O STF derrubou a idade mínima e a regra de pontos da aposentadoria especial, abrindo espaço para a concessão com base apenas no tempo de exposição a agentes nocivos. A decisão, ainda passível de embargos de declaração, afeta quem trabalha em atividades com insalubridade. O INSS ainda não alterou as regras, e é preciso aguardar a publicação oficial e o julgamento final.

A corte não alterou o cálculo do benefício, mantendo a regra de 2019 que usa a média de salários desde julho de 1994. Esse teto reduz valores para muitos beneficiários. Também manteve a vedação da conversão de tempo especial em comum para atividades exercidas após 13 de novembro de 2019, data de vigência da Emenda Constitucional 103.

Como fica o cálculo após a decisão

O cálculo continua pela média de contribuições desde julho de 1994. O benefício corresponde a 60% da média, com acréscimo de 2% a cada ano que exceder o tempo mínimo de contribuição.

Quem pode pedir a aposentadoria especial

Especialistas recomendam aguardar a conclusão dos embargos. As regras do INSS não foram alteradas ainda. Embargos poderão discutir desde a data de exclusão da idade mínima até pagamentos de valores atrasados.

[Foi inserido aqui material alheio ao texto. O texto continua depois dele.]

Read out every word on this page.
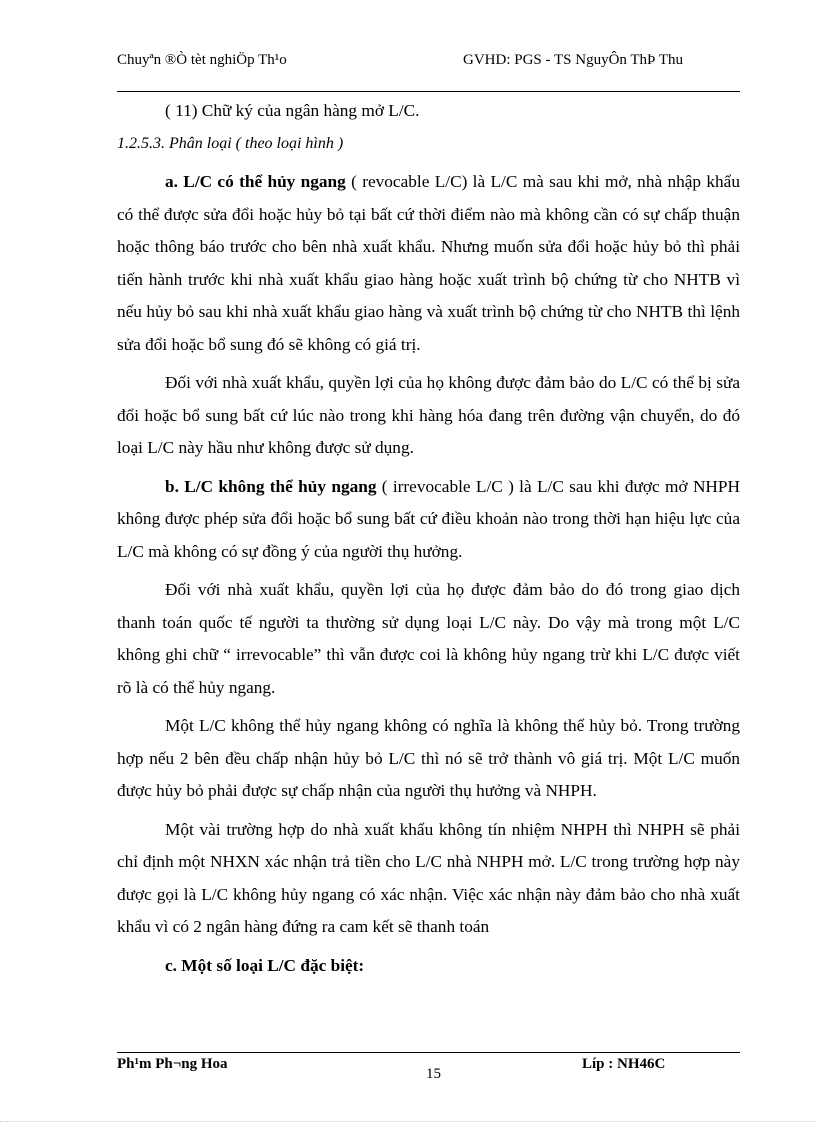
Chuyªn ®Ò tèt nghiÖp Th¹o	GVHD: PGS - TS NguyÔn ThÞ Thu

( 11) Chữ ký của ngân hàng mở L/C.

1.2.5.3. Phân loại ( theo loại hình )

a. L/C có thể hủy ngang ( revocable L/C) là L/C mà sau khi mở, nhà nhập khẩu có thể được sửa đổi hoặc hủy bỏ tại bất cứ thời điểm nào mà không cần có sự chấp thuận hoặc thông báo trước cho bên nhà xuất khẩu. Nhưng muốn sửa đổi hoặc hủy bỏ thì phải tiến hành trước khi nhà xuất khẩu giao hàng hoặc xuất trình bộ chứng từ cho NHTB vì nếu hủy bỏ sau khi nhà xuất khẩu giao hàng và xuất trình bộ chứng từ cho NHTB thì lệnh sửa đổi hoặc bổ sung đó sẽ không có giá trị.

Đối với nhà xuất khẩu, quyền lợi của họ không được đảm bảo do L/C có thể bị sửa đổi hoặc bổ sung bất cứ lúc nào trong khi hàng hóa đang trên đường vận chuyển, do đó loại L/C này hầu như không được sử dụng.

b. L/C không thể hủy ngang ( irrevocable L/C ) là L/C sau khi được mở NHPH không được phép sửa đổi hoặc bổ sung bất cứ điều khoản nào trong thời hạn hiệu lực của L/C mà không có sự đồng ý của người thụ hưởng.

Đối với nhà xuất khẩu, quyền lợi của họ được đảm bảo do đó trong giao dịch thanh toán quốc tế người ta thường sử dụng loại L/C này. Do vậy mà trong một L/C không ghi chữ “ irrevocable” thì vẫn được coi là không hủy ngang trừ khi L/C được viết rõ là có thể hủy ngang.

Một L/C không thể hủy ngang không có nghĩa là không thể hủy bỏ. Trong trường hợp nếu 2 bên đều chấp nhận hủy bỏ L/C thì nó sẽ trở thành vô giá trị. Một L/C muốn được hủy bỏ phải được sự chấp nhận của người thụ hưởng và NHPH.

Một vài trường hợp do nhà xuất khẩu không tín nhiệm NHPH thì NHPH sẽ phải chỉ định một NHXN xác nhận trả tiền cho L/C nhà NHPH mở. L/C trong trường hợp này được gọi là L/C không hủy ngang có xác nhận. Việc xác nhận này đảm bảo cho nhà xuất khẩu vì có 2 ngân hàng đứng ra cam kết sẽ thanh toán

c. Một số loại L/C đặc biệt:

Ph¹m Ph¬ng Hoa	Líp : NH46C
15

Tempo mínimo por grau de risco

Para atividades de risco leve, moderado e alto, há tempos mínimos de contribuição: 25, 20 e 15 anos, respectivamente. Com esses tempos, o beneficiário pode pleitear a aposentadoria pelas regras atuais.

Regras anteriores à reforma e mudanças previstas

Antes da reforma, a aposentadoria especial era possível apenas com tempo de atividade, sem idade mínima. A decisão pode reconfigurar a transição pela regra de pontos para quem já estava no mercado.

O que muda para quem já estava no mercado

Especialistas indicam que a retirada da idade mínima desconfigura a regra de transição por pontos. Se a idade deixa de ser exigida, a necessidade de atingir determinada pontuação perde sentido, restando apenas cumprir o tempo de exposição mínimo.

Conversão de tempo de trabalho especial

O STF manteve a possibilidade de converter tempo de trabalho especial em comum apenas para períodos até 13 de novembro de 2019. Tempo exercido após essa data pode ser contado como tempo de contribuição normal ou como tempo especial, dependendo da opção pela aposentadoria por tempo de contribuição.

Por que a decisão ocorreu

A maioria dos ministros entendeu que a idade mínima criava injustiça, já que a aposentadoria especial deve refletir a proteção ao trabalhador exposto a riscos. A aplicação prática, porém, depende de etapas adicionais do processo.

Documentação necessária para comprovação

Independentemente da decisão, o trabalhador precisa comprovar exposição efetiva a agentes nocivos. O principal documento é o PPP, emitido com base no LTCAT. Caso a empresa tenha encerrado atividades, pode haver utilização de laudos de colegas ou perícia por similaridade. Em geral, a concessão é mais comum em ações judiciais.